The good news is that cheaper gas could be the answer. America has hit the energy jackpot with new techniques to extract oil and gas from shale.
The recent widespread use of a technique called hydraulic fracturing, or "fracking," and improved drilling technologies such as horizontal completion to harvest gas from shale, could provide a much-needed economic boost.
Shale extraction represents one of the most important developments for the economy in the last 60 years. It's pushing down energy prices and creating many new opportunities for jobs, investments and manufacturing.
And the new innovations are unique to the United Sates. Although other countries will exploit shale, none will come close to the low costs in the U.S. That's because the U.S. has a unique governmental structure in which many powers remain with the states, along with a very competitive market for the product, as opposed to the monopolies and oligopolies that control the market in almost every other country.
While it may sound like the latest energy fad, the shale boom is for real and a serious game changer because of its size and potential longevity. Based on equivalent amounts of energy, natural gas has been about half as expensive as oil for many years.
The Energy Information Administration now predicts gas will be only a quarter or a fifth of the cost of oil through 2030, a big enough price difference to overcome the disadvantages of gas, such as its lower energy intensity by volume.

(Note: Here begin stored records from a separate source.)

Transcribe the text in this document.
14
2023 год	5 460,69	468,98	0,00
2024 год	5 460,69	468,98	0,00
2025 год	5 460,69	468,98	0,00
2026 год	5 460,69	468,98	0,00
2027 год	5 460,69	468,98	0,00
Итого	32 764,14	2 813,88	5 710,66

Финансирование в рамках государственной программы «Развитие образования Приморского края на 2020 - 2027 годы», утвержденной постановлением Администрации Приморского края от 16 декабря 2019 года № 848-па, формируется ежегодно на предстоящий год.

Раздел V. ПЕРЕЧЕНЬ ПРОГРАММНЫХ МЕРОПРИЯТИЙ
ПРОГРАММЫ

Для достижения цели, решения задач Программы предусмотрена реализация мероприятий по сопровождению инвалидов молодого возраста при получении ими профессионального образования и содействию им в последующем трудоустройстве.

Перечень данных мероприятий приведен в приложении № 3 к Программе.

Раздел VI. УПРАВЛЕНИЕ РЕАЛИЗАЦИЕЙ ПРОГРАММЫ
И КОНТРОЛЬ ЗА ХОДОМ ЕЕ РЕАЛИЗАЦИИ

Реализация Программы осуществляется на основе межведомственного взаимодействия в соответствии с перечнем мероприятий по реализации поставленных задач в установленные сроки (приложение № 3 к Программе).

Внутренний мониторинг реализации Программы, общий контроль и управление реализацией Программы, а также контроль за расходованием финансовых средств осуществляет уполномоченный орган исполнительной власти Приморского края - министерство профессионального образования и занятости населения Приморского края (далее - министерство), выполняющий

How did the situation change? Was it because of the tax advantages given to the large oil companies? In fact, no. Big oil largely gave up on drilling onshore in the U.S. to concentrate on finding big fields in other countries or offshore.
But small, innovative companies continued to drill for gas and oil here at home and figured out how to drill sideways and use computer technology to find deposits and extract them. Financial markets helped make this happen because small drillers could sell oil and gas using futures contracts and protect themselves against wild price swings.
The prospect of cheap gas for years to come is already spurring investment. Waste Management Inc. is investing in natural gas trucks that cost $30,000 more but save $27,000 a year in fuel costs.